What is the difference between a two sample t-test and a paired t-test?

To be clear, you could use the two-sample $t$-test instead of the paired test, but it will not have as much statistical power to reject the null hypothesis if the null is false.

The way the experiment is designed is that each time a visit takes place, one person uses the drive-thru and the other uses the counter. So the data that is collected is naturally paired up: for the two observed waiting times, there is always a pair of observations.

Why is this important for statistical inference? Well, consider an alternative experimental design as follows: one person always orders at the drive-thru, and the other always orders at the counter. They order the same menu items each time, but they don't always order at the same time because the timing of the visits are not coordinated. Do you see how this could be problematic for making an inference about whether the mean waiting times are equal for the two types of service? Obviously, by not coordinating the visits, it is possible that the waiting time depends on how busy the restaurant is at the moment of the visit, which in turn reasonably depends on the time of day and day of the week. In addition, if the experiment always assigns one person to drive-thru and the other to use the counter, then you won't be able to tell if any differences in the waiting time are attributable to the method of ordering versus the person who is ordering--the two things are counfounded. Maybe the person going up to the counter is more attractive and therefore gets preferential treatment by the restaurant staff.

By pairing the visits and randomizing who uses the drive-thru versus the counter, you control for these extraneous factors that might influence service time.

When the analysis is conducted, it is important to take into account the structure of the data collected. For instance, because the service times correspond to the same visits, the wait times from the same visit will tend to exhibit a positive correlation, because when the restaurant is busy, both drive-thru and counter service is likely to be longer than when the restaurant is not busy. Therefore, by conducting the analysis on the difference in the wait times calculated for each visit, you are removing the effect of restaurant occupancy on wait times: the estimated variance of the difference will be smaller than the variance for the two-sample (unpaired) test, and this leads to greater precision of inference and more power.

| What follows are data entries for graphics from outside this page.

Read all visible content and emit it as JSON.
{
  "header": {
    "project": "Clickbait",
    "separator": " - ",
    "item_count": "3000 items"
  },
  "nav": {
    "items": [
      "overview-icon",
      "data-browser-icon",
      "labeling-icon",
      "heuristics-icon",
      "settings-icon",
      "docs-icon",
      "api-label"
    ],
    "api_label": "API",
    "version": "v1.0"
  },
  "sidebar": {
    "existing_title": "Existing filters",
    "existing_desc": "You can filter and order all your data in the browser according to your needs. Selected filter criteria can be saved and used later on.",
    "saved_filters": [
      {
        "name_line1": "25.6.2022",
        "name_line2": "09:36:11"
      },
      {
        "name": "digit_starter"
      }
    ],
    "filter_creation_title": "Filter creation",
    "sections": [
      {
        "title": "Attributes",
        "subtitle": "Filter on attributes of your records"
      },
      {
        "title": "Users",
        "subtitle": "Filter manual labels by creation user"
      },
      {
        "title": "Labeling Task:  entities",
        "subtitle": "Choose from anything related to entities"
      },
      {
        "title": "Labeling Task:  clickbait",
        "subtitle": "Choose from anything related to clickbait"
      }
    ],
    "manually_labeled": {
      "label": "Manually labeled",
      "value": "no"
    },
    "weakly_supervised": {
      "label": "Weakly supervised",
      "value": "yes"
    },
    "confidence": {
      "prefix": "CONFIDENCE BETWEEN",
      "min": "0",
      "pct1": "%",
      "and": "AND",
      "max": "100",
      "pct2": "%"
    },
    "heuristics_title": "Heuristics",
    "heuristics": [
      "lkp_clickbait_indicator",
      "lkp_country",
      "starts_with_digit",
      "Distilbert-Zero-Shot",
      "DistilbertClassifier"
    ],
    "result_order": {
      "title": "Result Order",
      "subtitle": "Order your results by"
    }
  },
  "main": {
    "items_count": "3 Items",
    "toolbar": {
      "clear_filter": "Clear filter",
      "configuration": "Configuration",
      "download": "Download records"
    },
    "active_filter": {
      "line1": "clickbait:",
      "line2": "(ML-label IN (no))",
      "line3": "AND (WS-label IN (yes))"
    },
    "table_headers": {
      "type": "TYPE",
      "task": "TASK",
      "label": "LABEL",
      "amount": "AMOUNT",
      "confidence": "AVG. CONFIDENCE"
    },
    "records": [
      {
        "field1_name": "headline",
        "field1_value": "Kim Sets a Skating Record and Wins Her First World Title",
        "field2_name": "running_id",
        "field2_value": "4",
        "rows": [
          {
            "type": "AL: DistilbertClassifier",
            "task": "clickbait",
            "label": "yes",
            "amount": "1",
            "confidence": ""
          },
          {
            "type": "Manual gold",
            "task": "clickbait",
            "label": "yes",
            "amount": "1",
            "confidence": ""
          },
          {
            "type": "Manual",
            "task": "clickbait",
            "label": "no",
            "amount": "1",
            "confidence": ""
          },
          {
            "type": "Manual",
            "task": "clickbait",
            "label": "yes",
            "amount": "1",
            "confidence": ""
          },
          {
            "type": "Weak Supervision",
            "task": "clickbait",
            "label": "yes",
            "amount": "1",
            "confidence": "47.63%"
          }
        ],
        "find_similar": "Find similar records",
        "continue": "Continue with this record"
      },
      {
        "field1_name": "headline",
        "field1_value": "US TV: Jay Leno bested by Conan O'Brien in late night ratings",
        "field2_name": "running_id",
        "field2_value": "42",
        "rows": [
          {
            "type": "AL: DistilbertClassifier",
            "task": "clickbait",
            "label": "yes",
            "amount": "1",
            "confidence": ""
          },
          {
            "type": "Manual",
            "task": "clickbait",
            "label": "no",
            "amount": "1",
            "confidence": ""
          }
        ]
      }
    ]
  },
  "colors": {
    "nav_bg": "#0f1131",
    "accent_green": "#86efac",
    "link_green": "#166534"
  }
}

The point of randomizing who ordered at the counter vs. at the drive-thru is so that there's no bias based on who did the ordering for each. If one of them always ordered through the drive-thru, and the other always at the counter, then you couldn't make an inference based solely on whether the order was drive-thru or counter - the person making the order would also implicitly be part of the inference.

By randomizing that aspect, the person doing the ordering is no longer correlated with the time it took to complete the order - it's part of the residual, and is uncorrelated with the outcome of interest (difference in time to complete order).

As for the difference between a two-sample and paired t-test, there are a lot of resources out there that can give you more detail (this article from NIH might help).

Ask yourself whether you can think about differences in specific pairs that are in the two groups you're comparing. In this case, you can by pairing at the visit level. For each visit to the fast food restaurant, there is one observation at the counter, and one from the drive-thru. By using a matched pair design, you can eliminate the bias that comes from characteristics of the visit itself (e.g., from what time or day of the week they visited).

For each visit, you can look at time to order through drive-thru minus time to order at the counter, and you have a sample of 555 differences in these pairs, and you can test whether those differences are significantly different from 0.

For a two-sample t-test, you shouldn't be able to pair the observations in the two groups you were comparing in the same way.